For a law firm, of course, this could be good for business. And it is not as if FFW is the first law firm in-world – there appear to be at least nine real-world firms in Second Life, mostly from the US. New York Law School also has a sizeable presence. Mr Naylor says there are potential sources of work in Second Life that pertain particularly to their environment, which would apply to any other virtual world.



‘Are there sufficient IP and trade mark infringement issues in-world for that to be something for law firms’ clients to be concerned by, and therefore for them to need law firms help? The short answer is yes,’ says Mr Naylor. ‘The environment is rife with IP infringement &150; that’s another reason why I think we need to be there, because we have some major clients who are likely to want to get to grips with that.’ This is despite Linden Labs’ best efforts to police Second Life and stamp out abuse. It says IP rights are enforceable both within the game and out in the real world.

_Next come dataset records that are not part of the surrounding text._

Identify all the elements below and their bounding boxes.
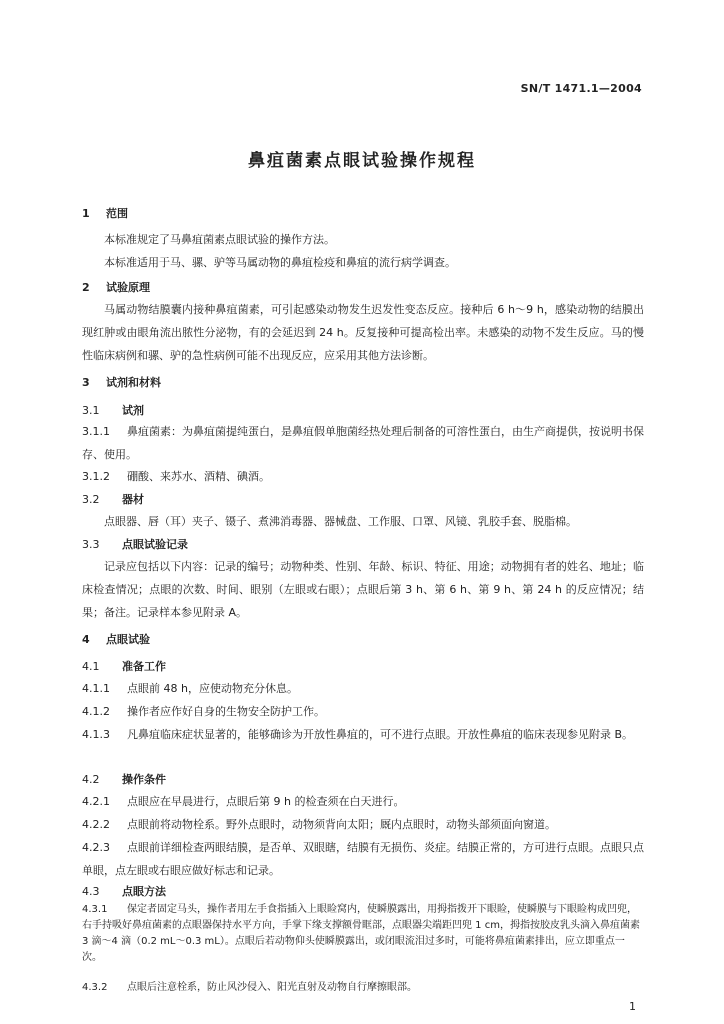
heading-3-2: 3.2 器材	[82, 493, 144, 506]
item-4-3-2: 4.3.2 点眼后注意栓系，防止风沙侵入、阳光直射及动物自行摩擦眼部。	[82, 982, 417, 993]
section-2-para-1: 马属动物结膜囊内接种鼻疽菌素，可引起感染动物发生迟发性变态反应。接种后 6 h～9 h，感染动物的结膜出现红肿或由眼角流出脓性分泌物，有的会延迟到 24 h。反复接种可提高检出率。未感染的动物不发生反应。马的慢性临床病例和骡、驴的急性病例可能不出现反应，应采用其他方法诊断。	[82, 303, 644, 362]
item-4-3-1: 4.3.1 保定者固定马头，操作者用左手食指插入上眼睑窝内，使瞬膜露出，用拇指拨开下眼睑，使瞬膜与下眼睑构成凹兜，右手持吸好鼻疽菌素的点眼器保持水平方向，手掌下缘支撑额骨眶部，点眼器尖端距凹兜 1 cm，拇指按胶皮乳头滴入鼻疽菌素 3 滴～4 滴（0.2 mL～0.3 mL）。点眼后若动物仰头使瞬膜露出，或闭眼流泪过多时，可能将鼻疽菌素排出，应立即重点一次。	[82, 904, 640, 963]
item-4-2-2: 4.2.2 点眼前将动物栓系。野外点眼时，动物须背向太阳；厩内点眼时，动物头部须面向窗道。	[82, 818, 556, 831]
heading-4-3: 4.3 点眼方法	[82, 885, 166, 898]
section-1-para-1: 本标准规定了马鼻疽菌素点眼试验的操作方法。	[104, 233, 335, 246]
para-3-3: 记录应包括以下内容：记录的编号；动物种类、性别、年龄、标识、特征、用途；动物拥有者的姓名、地址；临床检查情况；点眼的次数、时间、眼别（左眼或右眼）；点眼后第 3 h、第 6 h、第 9 h、第 24 h 的反应情况；结果；备注。记录样本参见附录 A。	[82, 560, 644, 619]
heading-3-1: 3.1 试剂	[82, 404, 144, 417]
section-4-heading: 4 点眼试验	[82, 633, 150, 646]
section-3-heading: 3 试剂和材料	[82, 376, 161, 389]
heading-3-3: 3.3 点眼试验记录	[82, 538, 188, 551]
standard-code: SN/T 1471.1—2004	[520, 82, 642, 95]
section-2-heading: 2 试验原理	[82, 281, 150, 294]
heading-4-2: 4.2 操作条件	[82, 773, 166, 786]
item-4-2-1: 4.2.1 点眼应在早晨进行，点眼后第 9 h 的检查须在白天进行。	[82, 795, 405, 808]
item-4-1-1: 4.1.1 点眼前 48 h，应使动物充分休息。	[82, 682, 298, 695]
section-1-para-2: 本标准适用于马、骡、驴等马属动物的鼻疽检疫和鼻疽的流行病学调查。	[104, 256, 456, 269]
item-3-1-2: 3.1.2 硼酸、来苏水、酒精、碘酒。	[82, 470, 270, 483]
section-1-heading: 1 范围	[82, 207, 128, 220]
document-title: 鼻疽菌素点眼试验操作规程	[248, 151, 476, 171]
item-4-1-2: 4.1.2 操作者应作好自身的生物安全防护工作。	[82, 705, 325, 718]
para-3-2: 点眼器、唇（耳）夹子、镊子、煮沸消毒器、器械盘、工作服、口罩、风镜、乳胶手套、脱脂棉。	[104, 515, 577, 528]
item-4-1-3: 4.1.3 凡鼻疽临床症状显著的，能够确诊为开放性鼻疽的，可不进行点眼。开放性鼻疽的临床表现参见附录 B。	[82, 728, 634, 741]
page-number: 1	[629, 1000, 636, 1013]
heading-4-1: 4.1 准备工作	[82, 660, 166, 673]
item-3-1-1: 3.1.1 鼻疽菌素：为鼻疽菌提纯蛋白，是鼻疽假单胞菌经热处理后制备的可溶性蛋白，由生产商提供，按说明书保存、使用。	[82, 425, 644, 461]
item-4-2-3: 4.2.3 点眼前详细检查两眼结膜，是否单、双眼瞎，结膜有无损伤、炎症。结膜正常的，方可进行点眼。点眼只点单眼，点左眼或右眼应做好标志和记录。	[82, 841, 644, 877]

As more people journey to virtual worlds, they will encounter the same problems any community suffers, but with the added immediacy and interconnectedness of the web. There are implications for privacy and data protection, says Mr Naylor, and they take forms that we have not seen before.



‘There are people bringing out technology that allows you to fit pictures to your avatar. I think the idea is that you’ll fit your own picture to it, but there’ll be an awful lot of Cindy Crawfords and Tom Cruises walking around,’ he says. ‘This either invokes rights of privacy or rights of publicity. If I’m Scarlett Johanssen, it doesn’t mean I’m going to be happy for two million people in Second Life to be using proprietary images of me.’



The IP and trade mark infringement, in-world libel and business-brand impact issues exist in virtual worlds such as Second Life, and they are not going away. To prove it, this article will end with some statistics, because it is where they belong.



Linden Labs claims there are now more than six million ‘residents’ in Second Life, though most reports say that fewer than tens of thousands are ever online simultaneously. Even Linden’s statistics say that, in the past month, just over a million members logged on, which may represent a truer number of ‘real’ individual residents. This is still a lot of users. Second Life’s population grew by about 30% a month in 2006. Its economy grew by 12% a month and has grown by 287% a year. Competitors such as Active Worlds and There are also growing fast.



This may not mean there is a huge profit margin waiting for law firms in-world right now. But the potential, and potential impact, of these virtual worlds are now unavoidable.